Through this work he met Andrew Breitbart, a staunchly conservative media entrepreneur who wanted to create a site that challenged what he saw as liberal-dominated mainstream media.
When Breitbart died of a heart attack in 2012, Mr Bannon took over as head of Breitbart News and drove it forward.
The site positioned itself as a populist, bellicose, conspiracy-tinged outlet for right-wing Americans disillusioned with mainstream politicians.
"We call ourselves 'the Fight Club.' You don't come to us for warm and fuzzy," the Washington Post quoted Mr Bannon as saying in January 2016.
"We think of ourselves as virulently anti-establishment, particularly 'anti-' the permanent political class.
"We say [Republican House Speaker] Paul Ryan was grown in a petri dish at the Heritage Foundation [a conservative think-tank]."

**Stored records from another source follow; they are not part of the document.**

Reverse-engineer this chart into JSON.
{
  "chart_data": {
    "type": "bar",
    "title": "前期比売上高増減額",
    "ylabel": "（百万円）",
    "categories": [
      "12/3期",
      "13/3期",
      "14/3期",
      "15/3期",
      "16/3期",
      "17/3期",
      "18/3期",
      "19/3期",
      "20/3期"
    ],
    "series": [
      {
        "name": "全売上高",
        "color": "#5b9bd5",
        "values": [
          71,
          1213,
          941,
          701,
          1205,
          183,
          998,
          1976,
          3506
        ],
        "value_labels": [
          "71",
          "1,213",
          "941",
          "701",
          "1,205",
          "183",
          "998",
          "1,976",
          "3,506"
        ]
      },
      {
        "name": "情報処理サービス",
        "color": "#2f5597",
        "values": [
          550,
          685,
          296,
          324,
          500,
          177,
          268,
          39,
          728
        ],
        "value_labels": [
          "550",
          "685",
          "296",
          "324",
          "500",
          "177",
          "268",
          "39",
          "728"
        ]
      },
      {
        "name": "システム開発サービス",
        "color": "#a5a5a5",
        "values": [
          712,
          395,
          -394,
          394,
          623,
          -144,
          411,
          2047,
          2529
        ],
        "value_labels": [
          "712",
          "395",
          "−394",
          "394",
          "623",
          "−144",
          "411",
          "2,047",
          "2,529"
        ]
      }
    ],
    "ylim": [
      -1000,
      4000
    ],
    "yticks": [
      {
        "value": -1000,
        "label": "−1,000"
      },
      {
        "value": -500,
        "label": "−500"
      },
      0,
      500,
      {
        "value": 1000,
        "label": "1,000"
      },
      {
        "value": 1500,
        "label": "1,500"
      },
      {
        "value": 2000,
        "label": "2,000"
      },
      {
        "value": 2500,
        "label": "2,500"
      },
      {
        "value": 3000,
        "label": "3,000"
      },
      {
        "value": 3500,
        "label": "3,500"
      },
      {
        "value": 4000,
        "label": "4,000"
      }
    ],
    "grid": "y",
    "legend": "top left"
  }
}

During the election campaign, the site was fulsome in its support of Donald Trump. One piece in November 2015 called him the "John Wayne" of politics, saying "we should thank God that Trump is in this race... He will set back the destruction of America".
'White supremacist themes'
Mr Trump appointed Mr Bannon as campaign CEO in August 2016 and, following his victory, handed him a key White House role.
Democrats slammed the appointment.
Mr Bannon's appointment was also criticised by civil rights groups, including the Anti-Defamation League (ADL), which campaigns against anti-Semitism, and the Southern Poverty Law Center, a leading advocacy group against hate crimes.
Mr Bannon reportedly engaged in a power struggle with Mr Trump's son-in-law and senior adviser, Jared Kushner, whose influence has also ebbed and flowed within the Trump administration.
He was subsequently removed from his elevated role on the crucial National Security Committee.